The basic idea behind SSR is clear to me. Although there is little useful information around the basic idea is to ismply march along a ray in either view or screen space. Personally I do it in screen space as I think this is better but that I can't say for sure for the lack of information around.
Whatever the case the common approach seems to be to do a linear stepping along the ray and then doing a bisecting search to refine the result. The bisecting search is clear and depending on the step size is around 5-6 steps for a large screen and a ray running across a large part of the screen. The problematic part is the step size.

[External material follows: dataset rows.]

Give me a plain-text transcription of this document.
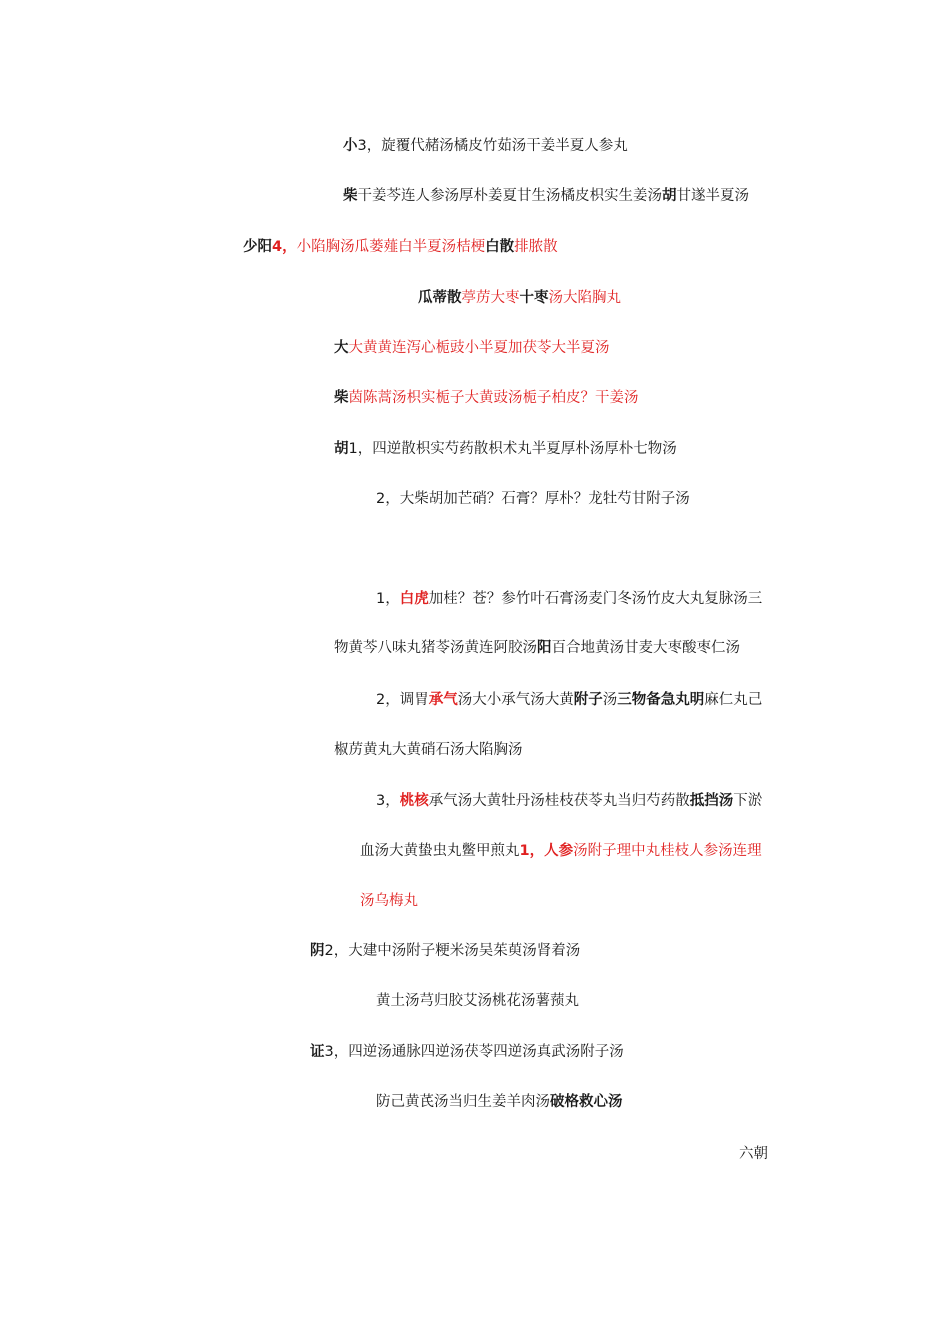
小3，旋覆代赭汤橘皮竹茹汤干姜半夏人参丸
柴干姜芩连人参汤厚朴姜夏甘生汤橘皮枳实生姜汤胡甘遂半夏汤
少阳4，小陷胸汤瓜蒌薤白半夏汤桔梗白散排脓散
瓜蒂散葶苈大枣十枣汤大陷胸丸
大大黄黄连泻心栀豉小半夏加茯苓大半夏汤
柴茵陈蒿汤枳实栀子大黄豉汤栀子柏皮？干姜汤
胡1，四逆散枳实芍药散枳术丸半夏厚朴汤厚朴七物汤
2，大柴胡加芒硝？石膏？厚朴？龙牡芍甘附子汤
1，白虎加桂？苍？参竹叶石膏汤麦门冬汤竹皮大丸复脉汤三
物黄芩八味丸猪苓汤黄连阿胶汤阳百合地黄汤甘麦大枣酸枣仁汤
2，调胃承气汤大小承气汤大黄附子汤三物备急丸明麻仁丸己
椒苈黄丸大黄硝石汤大陷胸汤
3，桃核承气汤大黄牡丹汤桂枝茯苓丸当归芍药散抵挡汤下淤
血汤大黄蛰虫丸鳖甲煎丸1，人参汤附子理中丸桂枝人参汤连理
汤乌梅丸
阴2，大建中汤附子粳米汤吴茱萸汤肾着汤
黄土汤芎归胶艾汤桃花汤薯蓣丸
证3，四逆汤通脉四逆汤茯苓四逆汤真武汤附子汤
防己黄芪汤当归生姜羊肉汤破格救心汤
六朝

I made tests with a step size of 20 (not counting the refinement). In this case for a large screen (1680x1050 as an example) this gives for a moderately long ray bouncing from one side of the screen to the other of lets say 1000 pixel length a step size of 1000/20 = 50 pixels. This is quite large and steps right scross thiner geometry like for example the edges of the boxes in the test-bed I put together attached below (smaller than 1680x1050 as it's from the editor). Furthermore it leads to incorrect sampling as seen on the right side.
Now I've seen other people claiming they do (on the same large screen or larger) 16 samples only even for long rays running across the screen. 16 Samples is even less than the 20 I used in the test which already misses geometry a large deal. Nobody ever stated though how these under-sampling issues work out with such a low sampling count. In my tests I required 80-100 samples to keep these undersampling issues somewhat at bay (speed is gruesome).
So the question is:
1) how can 16 samples for the linear search possibly work without these undersampling issues?
Another issue is stuff like a chair or table resting on the ground. All rays passing underneath would work with an exhaustive search across the entire ray. With the linear test though the test goes into the bisecting phase at the first step the ray crosses geometry like the table or chair. The bisecting test then finds no solution and thus leaks the env-map through. Some others seem to not be affected by this problem but what happens there? Do they continue steping along the ray if the bisecting fails? This though would increase the sample count beyond 20+6 and kills the worst case. So another question is:
2) with rays passing underneath geometry at the first linear search hit and bisecting fails to return a result, what do you do? continue on the ray with worse worst case sample count or fail out?
3) how to detect these cases properly to fade out? bluring or more intelligent?